Copyright © 2019 Henrietta W. Hay
The Royal Version of Parenthood
December 14, 1992
The perils of parenthood are universal.
Ask Queen Elizabeth II of Great Britain. She has had a hard year. She has kept a stiff royal upper lip, but recently she did make a gentle statement of protest. At a luncheon she said, in her unqueenly voice, "1992 is not a year on which I shall look back with undiluted pleasure." That has to be one of the great understatements of the decade.

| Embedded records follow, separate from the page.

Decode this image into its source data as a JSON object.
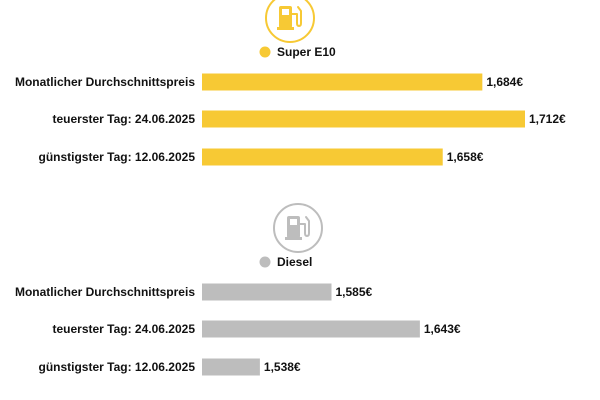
{
  "chart_data": [
    {
      "type": "bar",
      "orientation": "horizontal",
      "series_name": "Super E10",
      "color": "#f7c934",
      "icon": "fuel-pump-icon",
      "categories": [
        "Monatlicher Durchschnittspreis",
        "teuerster Tag: 24.06.2025",
        "günstigster Tag: 12.06.2025"
      ],
      "values": [
        1.684,
        1.712,
        1.658
      ],
      "value_labels": [
        "1,684€",
        "1,712€",
        "1,658€"
      ],
      "xlim": [
        1.5,
        1.72
      ]
    },
    {
      "type": "bar",
      "orientation": "horizontal",
      "series_name": "Diesel",
      "color": "#bdbdbd",
      "icon": "fuel-pump-icon",
      "categories": [
        "Monatlicher Durchschnittspreis",
        "teuerster Tag: 24.06.2025",
        "günstigster Tag: 12.06.2025"
      ],
      "values": [
        1.585,
        1.643,
        1.538
      ],
      "value_labels": [
        "1,585€",
        "1,643€",
        "1,538€"
      ],
      "xlim": [
        1.5,
        1.72
      ]
    }
  ]
}
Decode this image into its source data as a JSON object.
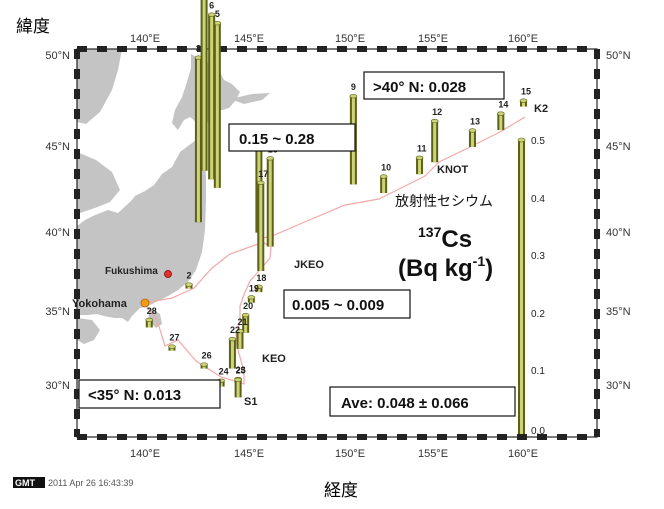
{
  "axis_titles": {
    "y": "緯度",
    "x": "経度"
  },
  "lon_ticks": [
    "140°E",
    "145°E",
    "150°E",
    "155°E",
    "160°E"
  ],
  "lat_ticks": [
    "50°N",
    "45°N",
    "40°N",
    "35°N",
    "30°N"
  ],
  "places": {
    "fukushima": "Fukushima",
    "yokohama": "Yokohama"
  },
  "region_labels": {
    "knot": "KNOT",
    "jkeo": "JKEO",
    "keo": "KEO",
    "k2": "K2",
    "s1": "S1"
  },
  "info_boxes": {
    "north": ">40°  N: 0.028",
    "mid": "0.15 ~ 0.28",
    "low": "0.005 ~ 0.009",
    "south": "<35°  N: 0.013",
    "ave": "Ave: 0.048 ± 0.066"
  },
  "legend": {
    "jp": "放射性セシウム",
    "isotope_sup": "137",
    "isotope": "Cs",
    "unit_pre": "(Bq kg",
    "unit_sup": "-1",
    "unit_post": ")"
  },
  "scale_ticks": [
    "0.5",
    "0.4",
    "0.3",
    "0.2",
    "0.1",
    "0.0"
  ],
  "footer": {
    "logo": "GMT",
    "timestamp": "2011 Apr 26 16:43:39"
  },
  "colors": {
    "bar_light": "#cdd37a",
    "bar_dark": "#5c6114",
    "track": "#f4a8a8",
    "land": "#c4c4c4",
    "frame": "#222222"
  },
  "stations": [
    {
      "id": "2",
      "lon": 142.3,
      "lat": 36.3,
      "value": 0.005
    },
    {
      "id": "3",
      "lon": 142.8,
      "lat": 40.1,
      "value": 0.28
    },
    {
      "id": "4",
      "lon": 143.1,
      "lat": 43.1,
      "value": 0.5
    },
    {
      "id": "5",
      "lon": 143.8,
      "lat": 42.1,
      "value": 0.28
    },
    {
      "id": "6",
      "lon": 143.5,
      "lat": 42.6,
      "value": 0.28
    },
    {
      "id": "7",
      "lon": 146.0,
      "lat": 39.5,
      "value": 0.15
    },
    {
      "id": "9",
      "lon": 151.0,
      "lat": 42.3,
      "value": 0.15
    },
    {
      "id": "10",
      "lon": 152.6,
      "lat": 41.8,
      "value": 0.028
    },
    {
      "id": "11",
      "lon": 154.5,
      "lat": 42.9,
      "value": 0.028
    },
    {
      "id": "12",
      "lon": 155.3,
      "lat": 43.6,
      "value": 0.07
    },
    {
      "id": "13",
      "lon": 157.3,
      "lat": 44.5,
      "value": 0.028
    },
    {
      "id": "14",
      "lon": 158.8,
      "lat": 45.5,
      "value": 0.028
    },
    {
      "id": "15",
      "lon": 160.0,
      "lat": 46.9,
      "value": 0.01
    },
    {
      "id": "16",
      "lon": 146.6,
      "lat": 38.7,
      "value": 0.15
    },
    {
      "id": "17",
      "lon": 146.1,
      "lat": 37.3,
      "value": 0.15
    },
    {
      "id": "18",
      "lon": 146.0,
      "lat": 36.1,
      "value": 0.009
    },
    {
      "id": "19",
      "lon": 145.6,
      "lat": 35.5,
      "value": 0.009
    },
    {
      "id": "20",
      "lon": 145.3,
      "lat": 33.8,
      "value": 0.03
    },
    {
      "id": "21",
      "lon": 145.0,
      "lat": 32.9,
      "value": 0.03
    },
    {
      "id": "22",
      "lon": 144.6,
      "lat": 31.8,
      "value": 0.05
    },
    {
      "id": "23",
      "lon": 144.9,
      "lat": 31.0,
      "value": 0.005
    },
    {
      "id": "24",
      "lon": 144.0,
      "lat": 30.8,
      "value": 0.01
    },
    {
      "id": "25",
      "lon": 144.9,
      "lat": 30.2,
      "value": 0.03
    },
    {
      "id": "26",
      "lon": 143.1,
      "lat": 31.8,
      "value": 0.005
    },
    {
      "id": "27",
      "lon": 141.4,
      "lat": 32.8,
      "value": 0.005
    },
    {
      "id": "28",
      "lon": 140.2,
      "lat": 34.1,
      "value": 0.013
    }
  ]
}
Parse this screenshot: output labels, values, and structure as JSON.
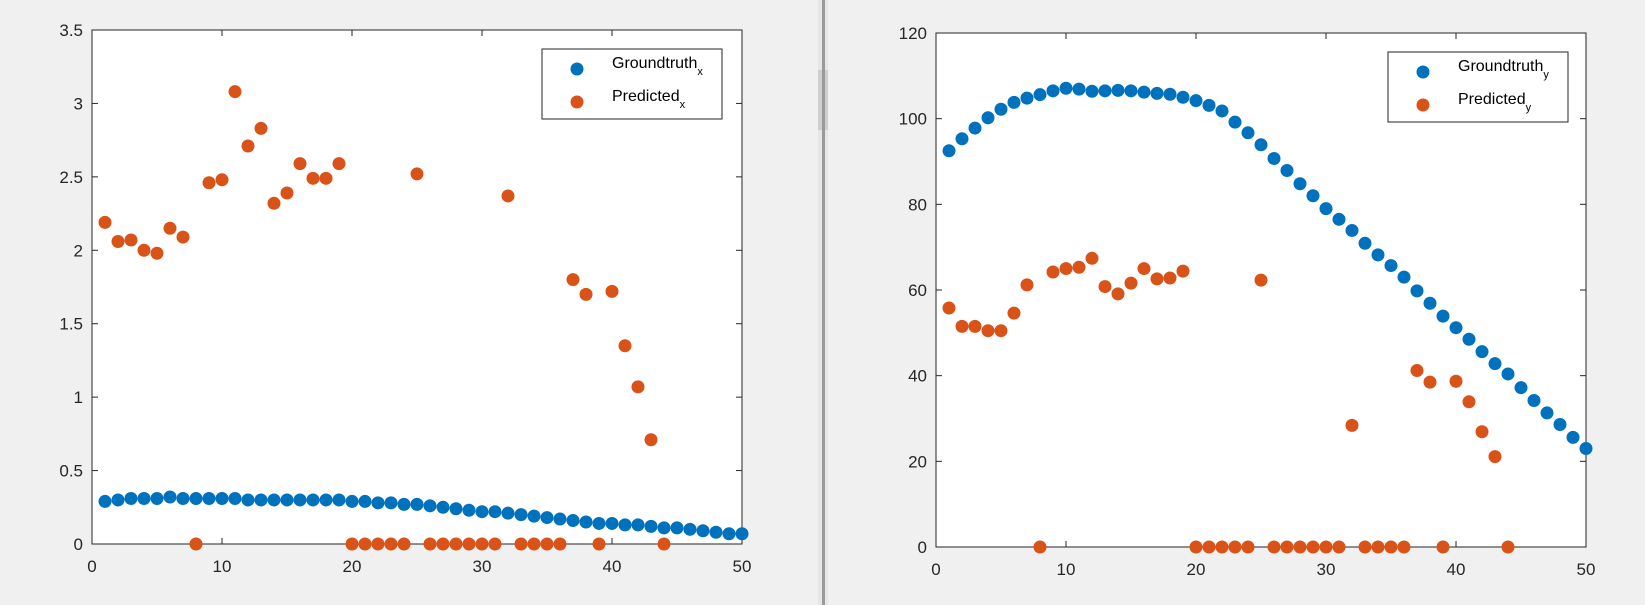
{
  "colors": {
    "groundtruth": "#0072bd",
    "predicted": "#d95319"
  },
  "chart_data": [
    {
      "type": "scatter",
      "xlim": [
        0,
        50
      ],
      "ylim": [
        0,
        3.5
      ],
      "x_ticks": [
        0,
        10,
        20,
        30,
        40,
        50
      ],
      "y_ticks": [
        0,
        0.5,
        1,
        1.5,
        2,
        2.5,
        3,
        3.5
      ],
      "x_tick_labels": [
        "0",
        "10",
        "20",
        "30",
        "40",
        "50"
      ],
      "y_tick_labels": [
        "0",
        "0.5",
        "1",
        "1.5",
        "2",
        "2.5",
        "3",
        "3.5"
      ],
      "legend_position": "top-right",
      "series": [
        {
          "name": "Groundtruth",
          "subscript": "x",
          "x": [
            1,
            2,
            3,
            4,
            5,
            6,
            7,
            8,
            9,
            10,
            11,
            12,
            13,
            14,
            15,
            16,
            17,
            18,
            19,
            20,
            21,
            22,
            23,
            24,
            25,
            26,
            27,
            28,
            29,
            30,
            31,
            32,
            33,
            34,
            35,
            36,
            37,
            38,
            39,
            40,
            41,
            42,
            43,
            44,
            45,
            46,
            47,
            48,
            49,
            50
          ],
          "y": [
            0.29,
            0.3,
            0.31,
            0.31,
            0.31,
            0.32,
            0.31,
            0.31,
            0.31,
            0.31,
            0.31,
            0.3,
            0.3,
            0.3,
            0.3,
            0.3,
            0.3,
            0.3,
            0.3,
            0.29,
            0.29,
            0.28,
            0.28,
            0.27,
            0.27,
            0.26,
            0.25,
            0.24,
            0.23,
            0.22,
            0.22,
            0.21,
            0.2,
            0.19,
            0.18,
            0.17,
            0.16,
            0.15,
            0.14,
            0.14,
            0.13,
            0.13,
            0.12,
            0.11,
            0.11,
            0.1,
            0.09,
            0.08,
            0.07,
            0.07
          ]
        },
        {
          "name": "Predicted",
          "subscript": "x",
          "x": [
            1,
            2,
            3,
            4,
            5,
            6,
            7,
            8,
            9,
            10,
            11,
            12,
            13,
            14,
            15,
            16,
            17,
            18,
            19,
            20,
            21,
            22,
            23,
            24,
            25,
            26,
            27,
            28,
            29,
            30,
            31,
            32,
            33,
            34,
            35,
            36,
            37,
            38,
            39,
            40,
            41,
            42,
            43,
            44
          ],
          "y": [
            2.19,
            2.06,
            2.07,
            2.0,
            1.98,
            2.15,
            2.09,
            0,
            2.46,
            2.48,
            3.08,
            2.71,
            2.83,
            2.32,
            2.39,
            2.59,
            2.49,
            2.49,
            2.59,
            0,
            0,
            0,
            0,
            0,
            2.52,
            0,
            0,
            0,
            0,
            0,
            0,
            2.37,
            0,
            0,
            0,
            0,
            1.8,
            1.7,
            0,
            1.72,
            1.35,
            1.07,
            0.71,
            0
          ]
        }
      ]
    },
    {
      "type": "scatter",
      "xlim": [
        0,
        50
      ],
      "ylim": [
        0,
        120
      ],
      "x_ticks": [
        0,
        10,
        20,
        30,
        40,
        50
      ],
      "y_ticks": [
        0,
        20,
        40,
        60,
        80,
        100,
        120
      ],
      "x_tick_labels": [
        "0",
        "10",
        "20",
        "30",
        "40",
        "50"
      ],
      "y_tick_labels": [
        "0",
        "20",
        "40",
        "60",
        "80",
        "100",
        "120"
      ],
      "legend_position": "top-right",
      "series": [
        {
          "name": "Groundtruth",
          "subscript": "y",
          "x": [
            1,
            2,
            3,
            4,
            5,
            6,
            7,
            8,
            9,
            10,
            11,
            12,
            13,
            14,
            15,
            16,
            17,
            18,
            19,
            20,
            21,
            22,
            23,
            24,
            25,
            26,
            27,
            28,
            29,
            30,
            31,
            32,
            33,
            34,
            35,
            36,
            37,
            38,
            39,
            40,
            41,
            42,
            43,
            44,
            45,
            46,
            47,
            48,
            49,
            50
          ],
          "y": [
            92.5,
            95.3,
            97.8,
            100.2,
            102.2,
            103.8,
            104.8,
            105.6,
            106.5,
            107.1,
            106.9,
            106.4,
            106.5,
            106.6,
            106.5,
            106.2,
            105.9,
            105.7,
            105.0,
            104.2,
            103.1,
            101.8,
            99.2,
            96.7,
            93.9,
            90.7,
            87.9,
            84.8,
            82.0,
            79.0,
            76.5,
            73.9,
            70.9,
            68.2,
            65.7,
            63.0,
            59.8,
            56.9,
            53.9,
            51.2,
            48.5,
            45.6,
            42.8,
            40.4,
            37.2,
            34.2,
            31.3,
            28.6,
            25.6,
            23.0
          ]
        },
        {
          "name": "Predicted",
          "subscript": "y",
          "x": [
            1,
            2,
            3,
            4,
            5,
            6,
            7,
            8,
            9,
            10,
            11,
            12,
            13,
            14,
            15,
            16,
            17,
            18,
            19,
            20,
            21,
            22,
            23,
            24,
            25,
            26,
            27,
            28,
            29,
            30,
            31,
            32,
            33,
            34,
            35,
            36,
            37,
            38,
            39,
            40,
            41,
            42,
            43,
            44
          ],
          "y": [
            55.8,
            51.5,
            51.5,
            50.5,
            50.5,
            54.6,
            61.2,
            0,
            64.2,
            65.0,
            65.3,
            67.4,
            60.8,
            59.1,
            61.6,
            65.0,
            62.6,
            62.8,
            64.4,
            0,
            0,
            0,
            0,
            0,
            62.3,
            0,
            0,
            0,
            0,
            0,
            0,
            28.4,
            0,
            0,
            0,
            0,
            41.2,
            38.5,
            0,
            38.7,
            33.9,
            26.9,
            21.1,
            0
          ]
        }
      ]
    }
  ]
}
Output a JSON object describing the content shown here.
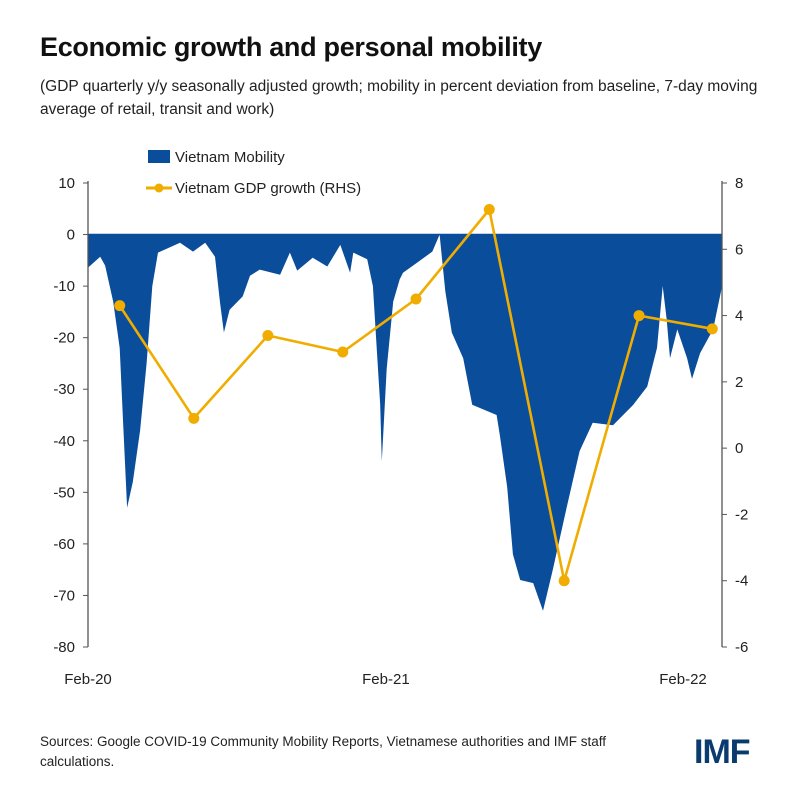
{
  "title": "Economic growth and personal mobility",
  "subtitle": "(GDP quarterly y/y seasonally adjusted growth; mobility in percent deviation from baseline, 7-day moving average of retail, transit and work)",
  "source": "Sources: Google COVID-19 Community Mobility Reports, Vietnamese authorities and IMF staff calculations.",
  "logo": "IMF",
  "colors": {
    "mobility": "#0a4d9b",
    "gdp": "#f0ad00",
    "axis": "#555555"
  },
  "chart_data": {
    "type": "area+line",
    "legend_placement": "top-left",
    "grid": false,
    "x_ticks": [
      {
        "label": "Feb-20",
        "date": "2020-02-15"
      },
      {
        "label": "Feb-21",
        "date": "2021-02-15"
      },
      {
        "label": "Feb-22",
        "date": "2022-02-15"
      }
    ],
    "y_left": {
      "lim": [
        -80,
        10
      ],
      "ticks": [
        10,
        0,
        -10,
        -20,
        -30,
        -40,
        -50,
        -60,
        -70,
        -80
      ]
    },
    "y_right": {
      "lim": [
        -6,
        8
      ],
      "ticks": [
        8,
        6,
        4,
        2,
        0,
        -2,
        -4,
        -6
      ]
    },
    "series": [
      {
        "name": "Vietnam Mobility",
        "type": "area",
        "axis": "left",
        "points": [
          [
            "2020-02-15",
            -6.4
          ],
          [
            "2020-03-01",
            -4.3
          ],
          [
            "2020-03-07",
            -6
          ],
          [
            "2020-03-17",
            -13
          ],
          [
            "2020-03-25",
            -22
          ],
          [
            "2020-03-29",
            -36
          ],
          [
            "2020-04-03",
            -53
          ],
          [
            "2020-04-10",
            -48
          ],
          [
            "2020-04-19",
            -38
          ],
          [
            "2020-04-27",
            -25
          ],
          [
            "2020-05-04",
            -10
          ],
          [
            "2020-05-11",
            -3.5
          ],
          [
            "2020-06-07",
            -1.6
          ],
          [
            "2020-06-23",
            -3.3
          ],
          [
            "2020-07-08",
            -1.6
          ],
          [
            "2020-07-20",
            -4.3
          ],
          [
            "2020-07-26",
            -13
          ],
          [
            "2020-07-31",
            -19
          ],
          [
            "2020-08-07",
            -14.6
          ],
          [
            "2020-08-23",
            -12
          ],
          [
            "2020-09-01",
            -8
          ],
          [
            "2020-09-13",
            -6.8
          ],
          [
            "2020-10-08",
            -7.8
          ],
          [
            "2020-10-20",
            -3.5
          ],
          [
            "2020-10-29",
            -7
          ],
          [
            "2020-11-17",
            -4.5
          ],
          [
            "2020-12-05",
            -6.2
          ],
          [
            "2020-12-21",
            -2
          ],
          [
            "2021-01-02",
            -7.4
          ],
          [
            "2021-01-06",
            -3.5
          ],
          [
            "2021-01-23",
            -4.8
          ],
          [
            "2021-01-30",
            -10
          ],
          [
            "2021-02-08",
            -33
          ],
          [
            "2021-02-10",
            -44
          ],
          [
            "2021-02-16",
            -26
          ],
          [
            "2021-02-24",
            -13
          ],
          [
            "2021-03-04",
            -8.7
          ],
          [
            "2021-03-08",
            -7.4
          ],
          [
            "2021-03-25",
            -5.5
          ],
          [
            "2021-04-13",
            -3.3
          ],
          [
            "2021-04-22",
            0
          ],
          [
            "2021-04-29",
            -11
          ],
          [
            "2021-05-07",
            -19
          ],
          [
            "2021-05-21",
            -24
          ],
          [
            "2021-06-01",
            -33
          ],
          [
            "2021-07-01",
            -35
          ],
          [
            "2021-07-05",
            -39
          ],
          [
            "2021-07-14",
            -49
          ],
          [
            "2021-07-21",
            -62
          ],
          [
            "2021-07-30",
            -67
          ],
          [
            "2021-08-15",
            -67.6
          ],
          [
            "2021-08-27",
            -73
          ],
          [
            "2021-09-08",
            -65
          ],
          [
            "2021-09-25",
            -53
          ],
          [
            "2021-10-11",
            -42
          ],
          [
            "2021-10-27",
            -36.5
          ],
          [
            "2021-11-21",
            -37
          ],
          [
            "2021-12-16",
            -33
          ],
          [
            "2022-01-02",
            -29.5
          ],
          [
            "2022-01-14",
            -22
          ],
          [
            "2022-01-21",
            -10
          ],
          [
            "2022-01-26",
            -16.5
          ],
          [
            "2022-01-30",
            -24
          ],
          [
            "2022-02-08",
            -18.4
          ],
          [
            "2022-02-20",
            -24
          ],
          [
            "2022-02-26",
            -28
          ],
          [
            "2022-03-08",
            -23
          ],
          [
            "2022-03-24",
            -18.4
          ],
          [
            "2022-04-04",
            -10
          ]
        ]
      },
      {
        "name": "Vietnam GDP growth (RHS)",
        "type": "line",
        "axis": "right",
        "points": [
          [
            "2020-03-25",
            4.3
          ],
          [
            "2020-06-24",
            0.9
          ],
          [
            "2020-09-23",
            3.4
          ],
          [
            "2020-12-24",
            2.9
          ],
          [
            "2021-03-24",
            4.5
          ],
          [
            "2021-06-22",
            7.2
          ],
          [
            "2021-09-22",
            -4.0
          ],
          [
            "2021-12-23",
            4.0
          ],
          [
            "2022-03-23",
            3.6
          ]
        ]
      }
    ]
  }
}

She has suffered from some most un-royal behavior on the part of her offspring, coupled with vicious tabloid coverage of their every breath. The heir to the throne, Charles, married a most beautiful future queen, but their rocky marriage has been front-page gossip for years. Tapes of their torrid telephone conversations - not with each other - have furnished the British with some very juicy entertainment. We do not have a very positive picture of either Charles or Diana, but one sympathetic story, says that, "The Prince of Wales is not a tiresome cad, and the Princess of Wales is not a crazy witch." OK. Although divorce is unlikely, a formal separation seems inevitable.
The Queen's only daughter, Princess Anne apparently likes horses better than people, and has finally been divorced from Captain Mark Phillips.
The second son, Prince Andrew and his wife Fergie are separating for reasons fairly obvious to anyone who can read and look at pictures. Prince Edward is living the life of a happy bachelor and showing no signs of producing another potential heir to the throne.
And you thought you had troubles with your kids.
The inability of parents to control their children, or even advise them seriously, is not a new phenomenon. In the third century B. C. Socrates commented that "Children today are tyrants. They contradict their parents, gobble their food and tyrannize their teachers."
Perhaps Queen Elizabeth is remembering with some understanding, the story of King Lear. Lear was a divine but shadowy figure in the mythology of the ancient Britons. He too had quite a bit of trouble with his kids, some of whom wanted to get rid of him and take over his kingdom. He is the King to whom Shakespeare gave the immortal words, " How sharper than a serpent's tooth it is to have a thankless child."
For that matter, Adam and Eve had a little trouble with their sons.
To most of us Americans royalty is an anachronism anyway, but as parents we can certainly sympathize with the Queen. This year the soap opera behavior of the "royals" has kept us entertained more than usual. Here we have a Queen of impeccable reputation who has represented her country with dignity for forty years - who can't control her kids.
Since hers are all heirs to a throne, her troubles probably exceed any personal parenting problems that leaders in America have had. They do tend to make us quite thankful that we decided to go our own way in 1776.
But we have not been without some problems of our own. Theodore Roosevelt's daughter, Alice, kept the White House in an uproar for years. At one point a friend asked, "Isn't there anything you can do to control Alice?" Teddy Roosevelt replied, "I can do one of two things. I can be President of the United States, or I can control Alice. I cannot possibly do both." More recently we have had Patti Reagan Davis and Neil Bush but I think they have been outclassed.
The final straw for Queen Elizabeth did not involve her children, but he tragic fire in her beloved Windsor Castle polished off her awful year. Still the upper lip was stiff as she suggested that criticism might be "just as effective if it is made with a touch of gentleness, good humor and understanding.
But she still has to figure out what to do with her children, as do we all.